Spark dataframe: collect () vs select ()

calling select will result is lazy evaluation: for example:

val df1 = df.select("col1")
val df2 = df1.filter("col1 == 3")

both above statements create lazy path that will be executed when you call action on that df, such as show, collect etc.

val df3 = df2.collect()

use .explain at the end of your transformation to follow its plan here is more detailed info Transformations and Actions


Actions vs Transformations

  • Collect (Action) - Return all the elements of the dataset as an array at the driver program. This is usually useful after a filter or other operation that returns a sufficiently small subset of the data.

spark-sql doc

select(*cols) (transformation) - Projects a set of expressions and returns a new DataFrame.

Parameters: cols – list of column names (string) or expressions (Column). If one of the column names is ‘*’, that column is expanded to include all columns in the current DataFrame.**

df.select('*').collect()
[Row(age=2, name=u'Alice'), Row(age=5, name=u'Bob')]
df.select('name', 'age').collect()
[Row(name=u'Alice', age=2), Row(name=u'Bob', age=5)]
df.select(df.name, (df.age + 10).alias('age')).collect()
[Row(name=u'Alice', age=12), Row(name=u'Bob', age=15)]

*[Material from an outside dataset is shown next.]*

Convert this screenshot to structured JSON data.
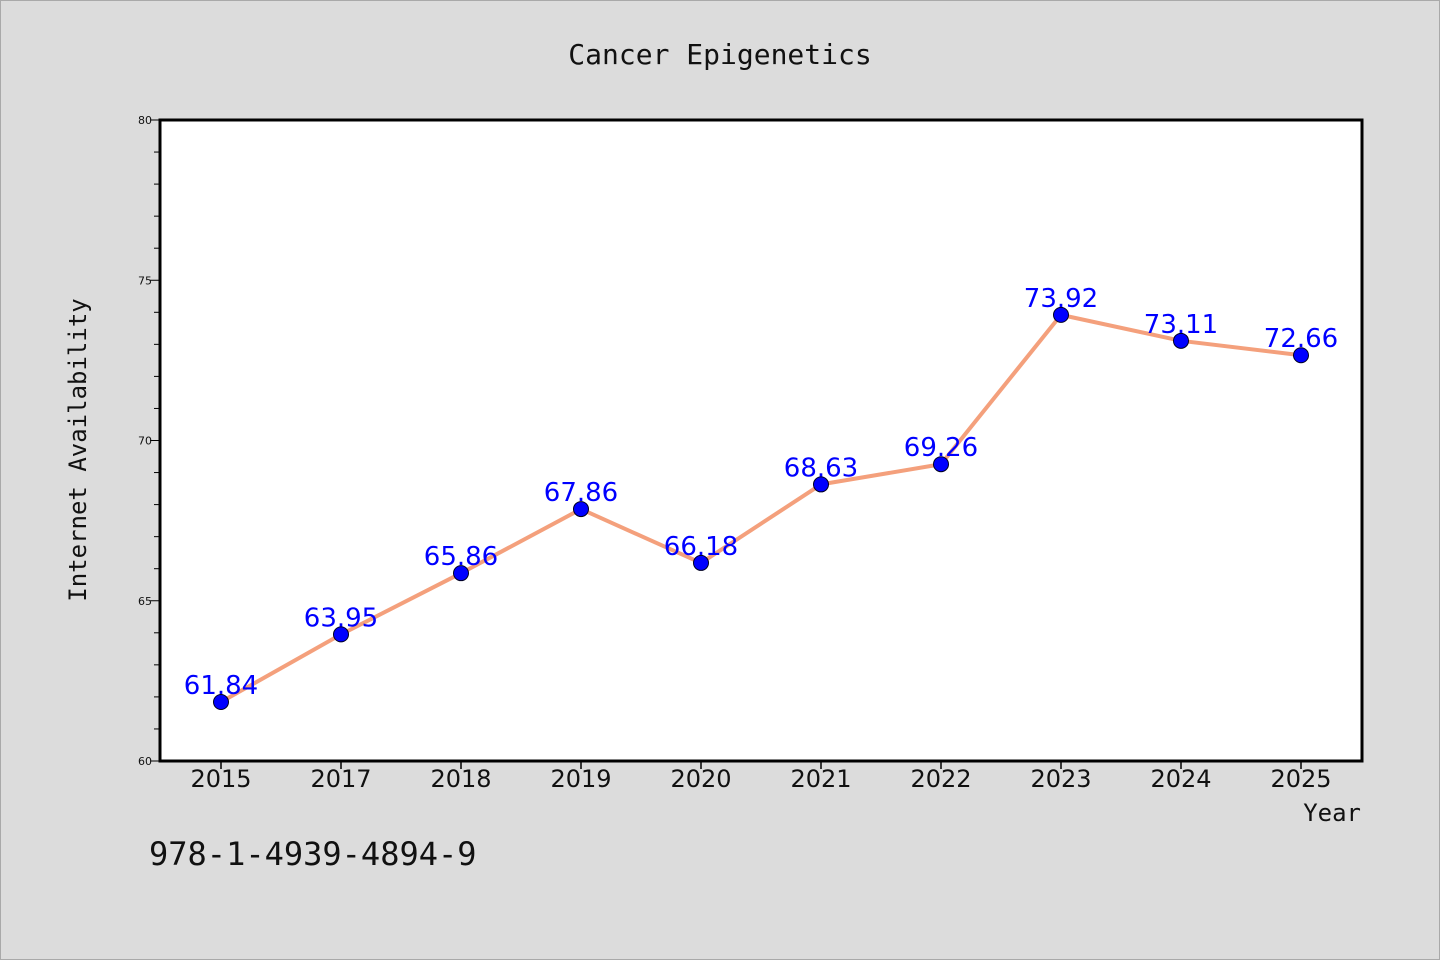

Execution select(column-name1,column-name2,etc) method on a dataframe, returns a new dataframe which holds only the columns which were selected in the select() function.

e.g. assuming df has several columns including "name" and "value" and some others.

df2 = df.select("name","value")

df2 will hold only two columns ("name" and "value") out of the entire columns of df

df2 as the result of select will be in the executors and not in the driver (as in the case of using collect())

sql-programming-guide

df.printSchema()
# root
# |-- age: long (nullable = true)
# |-- name: string (nullable = true)

# Select only the "name" column
df.select("name").show()
# +-------+
# |   name|
# +-------+
# |Michael|
# |   Andy|
# | Justin|
# +-------+

You can running collect() on a dataframe (spark docs)

>>> l = [('Alice', 1)]
>>> spark.createDataFrame(l).collect()
[Row(_1=u'Alice', _2=1)]
>>> spark.createDataFrame(l, ['name', 'age']).collect()
[Row(name=u'Alice', age=1)]

spark docs

To print all elements on the driver, one can use the collect() method to first bring the RDD to the driver node thus: rdd.collect().foreach(println). This can cause the driver to run out of memory, though, because collect() fetches the entire RDD to a single machine; if you only need to print a few elements of the RDD, a safer approach is to use the take(): rdd.take(100).foreach(println).